Californians were faced with a monumental decision when they completed their election ballots this year. Many agonized over how to vote, weighing the options, going back and forth. For some, taxes were the overriding consideration; for others, it was about personal liberty or public health. But as the drama of election night unfolded, there can only have been one question on people’s minds: will Proposition 19 pass?
Prop 19 did indeed pass, and in doing so has swept away one of the enormous privileges hitherto bestowed upon homeowners by the tax system.
Under the current law, a parent can transfer property to a child and that transfer does not amount to a “change of ownership” for property tax purposes. Why is that important? If someone bought a home 30 years ago for $200,000 and the property is now worth $1.5 million, that person is currently paying very low property taxes based on the original value of the home. If they were to sell or gift the home, those property taxes would be reassessed and the new owner would pay vastly higher taxes based on the $1.5 million value of the home.

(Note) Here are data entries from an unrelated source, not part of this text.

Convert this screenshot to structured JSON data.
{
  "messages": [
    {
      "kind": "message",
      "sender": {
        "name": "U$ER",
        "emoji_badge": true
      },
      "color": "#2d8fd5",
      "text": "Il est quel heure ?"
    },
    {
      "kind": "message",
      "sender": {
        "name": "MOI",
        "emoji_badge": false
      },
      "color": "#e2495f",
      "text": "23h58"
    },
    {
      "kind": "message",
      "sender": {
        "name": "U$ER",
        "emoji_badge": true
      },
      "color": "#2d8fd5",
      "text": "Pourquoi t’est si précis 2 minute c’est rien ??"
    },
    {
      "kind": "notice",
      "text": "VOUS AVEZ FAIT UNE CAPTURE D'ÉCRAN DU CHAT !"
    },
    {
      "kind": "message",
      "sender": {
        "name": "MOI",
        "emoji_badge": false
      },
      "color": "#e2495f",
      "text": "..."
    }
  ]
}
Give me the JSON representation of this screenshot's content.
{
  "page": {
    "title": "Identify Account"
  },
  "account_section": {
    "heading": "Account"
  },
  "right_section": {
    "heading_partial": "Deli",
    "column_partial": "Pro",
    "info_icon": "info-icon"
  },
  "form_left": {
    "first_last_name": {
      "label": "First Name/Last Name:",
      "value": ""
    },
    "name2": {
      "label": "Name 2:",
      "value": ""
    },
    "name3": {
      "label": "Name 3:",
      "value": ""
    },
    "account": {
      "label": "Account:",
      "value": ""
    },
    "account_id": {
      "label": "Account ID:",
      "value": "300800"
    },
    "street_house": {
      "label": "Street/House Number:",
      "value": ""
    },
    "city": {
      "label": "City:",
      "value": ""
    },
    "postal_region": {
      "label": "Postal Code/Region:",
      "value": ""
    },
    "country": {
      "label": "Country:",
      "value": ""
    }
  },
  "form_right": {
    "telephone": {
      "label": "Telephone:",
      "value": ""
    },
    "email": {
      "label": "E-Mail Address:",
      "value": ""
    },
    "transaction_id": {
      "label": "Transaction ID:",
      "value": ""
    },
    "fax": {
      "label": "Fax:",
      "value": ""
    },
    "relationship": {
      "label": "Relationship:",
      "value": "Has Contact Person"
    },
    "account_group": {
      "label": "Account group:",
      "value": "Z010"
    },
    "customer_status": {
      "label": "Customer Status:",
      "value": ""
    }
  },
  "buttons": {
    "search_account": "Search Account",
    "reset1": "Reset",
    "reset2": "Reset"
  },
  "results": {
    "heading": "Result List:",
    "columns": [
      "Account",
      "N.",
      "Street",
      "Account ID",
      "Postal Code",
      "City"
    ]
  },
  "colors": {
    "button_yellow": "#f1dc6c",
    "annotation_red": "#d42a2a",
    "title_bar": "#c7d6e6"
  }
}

However, there is currently an exception allowing a parent to transfer ownership of property, whether during life or at death, and that transfer will not amount to a “change of ownership.” This means that if a child inherits their parents’ house, there will be no increase in property taxes.
The new law effectively abolishes the parent-child exclusion for children who inherit the property on or after February 16, 2021. In the example above, instead of paying property taxes based on a $200,000 valuation, the child will pay property taxes based on a $1.5 million valuation. The only way for the child to avoid this unfavorable treatment is if he chooses to live in the inherited property. Even then, he can only avoid reassessment up to an assessed value of $1 million. So in this example, even if the child chose to live in the house, he would still be paying increased property taxes in relation to the $500,000 value beyond the $1 million cap.
What to do: consider gifting your property before February 16, 2021; the current rules will remain in place until then. A word of caution, though: gifting in trust is often more appropriate than gifting outright. In addition, no decisions around gifting should be made without first considering the impact on cost basis. In the example above, if the child inherits the property upon the death of the parent, the property receives what is known as a “step up in basis.” That means that if the property is at that time worth $1.5 million and it is sold for $1.5 million, no capital gains tax would be paid. By contrast, if the property is gifted during the parent’s lifetime, the child will lose that basis step up. If he decides to sell the house, he will be deemed to have purchased it at the original $200,000 fore the purposes of calculating whether any capital gains tax is payable. Estate and gift tax considerations may also factor into the equation, depending on the circumstances.
rushing to gift property before the February 16, 2021 deadline may or may not be the right strategy. Each case needs to be assessed on its merits.